World
US humanitarian aid pier off Gaza to become inoperable for 3rd time in a month
Republicans are questioning the $230 million project involving 1,000 troops.
The U.S. military is planning to suspend operations to its temporary pier off Gaza on Friday, temporarily moving the structure to an Israeli port to ride out high seas and rough waves expected to hit the region in coming days, according to an official.
It’s the third time in a month that the structure has been deemed inoperable due to weather and the latest setback for the ambitious $230 million humanitarian project involving 1,000 US troops.
“We are doing everything we can to make it work,” the official said.
The difficulties come as time is running out for the U.S. to make use of the pier, which was initially slated as a 90-day project that would likely lose its ability to transit aid at the end of August when heightened sea levels and more frequent storms would force military officials to take it down.
Announced by President Joe Biden in his State of the Union in March, the project was supposed to bring some 2 million meals a day into hunger-stricken Gaza while Israeli officials held up aid trucks at ground crossings, citing security concerns that some of the aid could reach Hamas.

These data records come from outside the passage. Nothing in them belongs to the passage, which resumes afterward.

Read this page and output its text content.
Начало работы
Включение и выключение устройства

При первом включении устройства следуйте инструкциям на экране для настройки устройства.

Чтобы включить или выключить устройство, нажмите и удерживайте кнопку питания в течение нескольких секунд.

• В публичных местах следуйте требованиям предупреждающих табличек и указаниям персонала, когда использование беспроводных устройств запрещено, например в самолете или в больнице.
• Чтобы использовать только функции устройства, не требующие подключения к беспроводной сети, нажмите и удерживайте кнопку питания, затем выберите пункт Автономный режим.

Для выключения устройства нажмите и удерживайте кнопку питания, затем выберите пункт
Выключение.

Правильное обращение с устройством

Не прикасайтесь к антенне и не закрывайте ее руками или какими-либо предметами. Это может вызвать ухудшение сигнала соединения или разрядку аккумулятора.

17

More than 2,500 metric tons of humanitarian aid have been delivered via the pier so far. But U.S. officials acknowledged that much of that aid hasn’t made it to its distribution points.

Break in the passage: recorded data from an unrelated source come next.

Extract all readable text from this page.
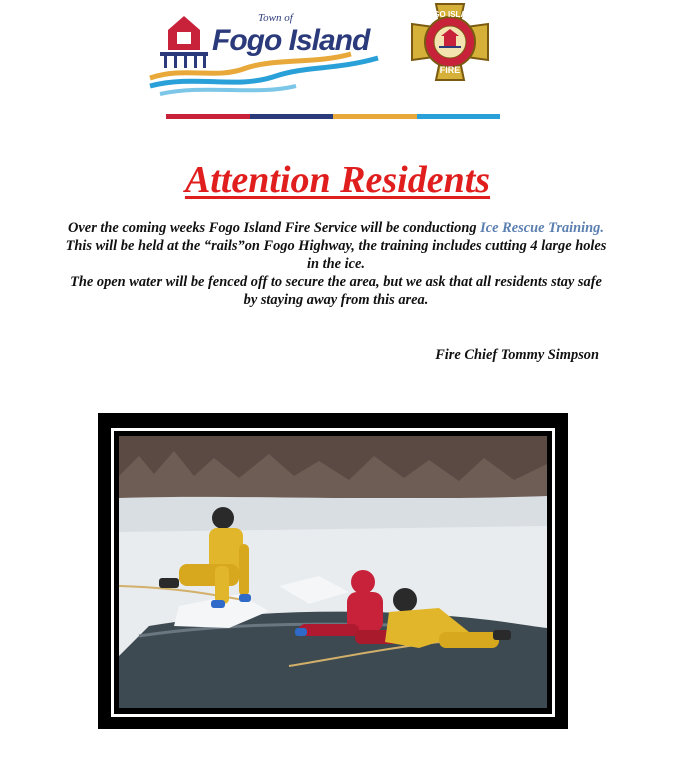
Town of
Fogo Island
FOGO ISLAND
FIRE
Attention Residents

Over the coming weeks Fogo Island Fire Service will be conductiong Ice Rescue Training.

This will be held at the “rails”on Fogo Highway, the training includes cutting 4 large holes in the ice.

The open water will be fenced off to secure the area, but we ask that all residents stay safe by staying away from this area.

Fire Chief Tommy Simpson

The U.N. said it suspended deliveries last week entirely due to nearby Israeli military operations that posed security concerns. The U.N. has not said when distribution might resume.
CNN first reported the U.S. military’s plans to move the pier to Ashdod on Friday. It will be the second time the pier has had to be relocated due to weather; the first time, the pier broke apart and had to be repaired. This time, the pier is being moved as a precautionary measure to prevent the temporary floating pier from breaking apart in bad weather.

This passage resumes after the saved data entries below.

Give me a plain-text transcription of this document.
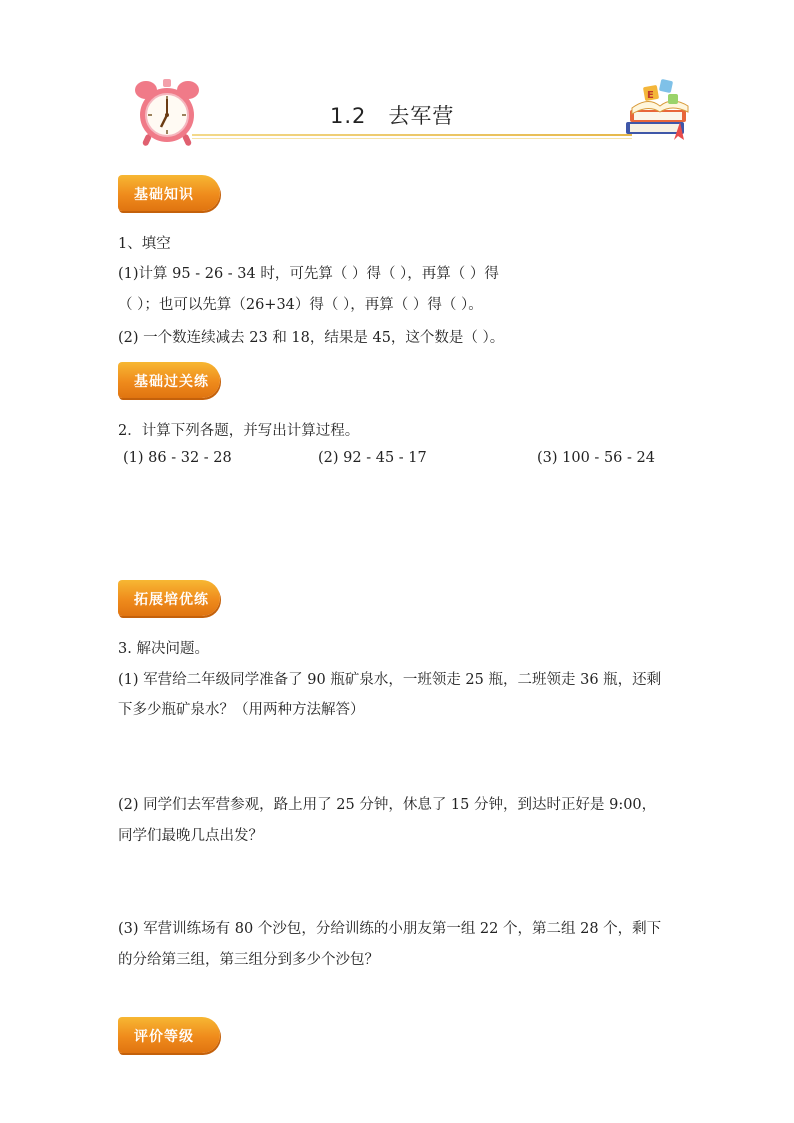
E
1.2 去军营
基础知识
1、填空
(1)计算 95 - 26 - 34 时，可先算（ ）得（ ），再算（ ）得
（ ）；也可以先算（26+34）得（ ），再算（ ）得（ ）。
(2) 一个数连续减去 23 和 18，结果是 45，这个数是（ ）。
基础过关练
2．计算下列各题，并写出计算过程。
(1) 86 - 32 - 28	(2) 92 - 45 - 17	(3) 100 - 56 - 24
拓展培优练
3. 解决问题。
(1) 军营给二年级同学准备了 90 瓶矿泉水，一班领走 25 瓶，二班领走 36 瓶，还剩
下多少瓶矿泉水？（用两种方法解答）
(2) 同学们去军营参观，路上用了 25 分钟，休息了 15 分钟，到达时正好是 9:00，
同学们最晚几点出发？
(3) 军营训练场有 80 个沙包，分给训练的小朋友第一组 22 个，第二组 28 个，剩下
的分给第三组，第三组分到多少个沙包？
评价等级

The sputtering start has riled Republican critics who have called the pier an impractical political endeavor, rather than a serious foreign aid program.
“So far, the only accomplishment has been an increase in cost and risk for the 1,000 U.S. deployed troops,” tweeted Sen. Roger Wicker of Mississippi, the top Republican on the Senate Armed Services Committee.
GOP Rep. Mike Rogers of Alabama, who chairs the House Armed Services Committee, this week called the project an “irresponsible pier experiment” that needs to be “immediately terminated before catastrophe occurs.”
Citing the three service members who were injured while working on the pier, along with damaged Army vessels that ran aground, Rogers called it a waste of money and “an embarrassment for the administration.”
“This operation has failed and was never based in reality,” he said in a statement.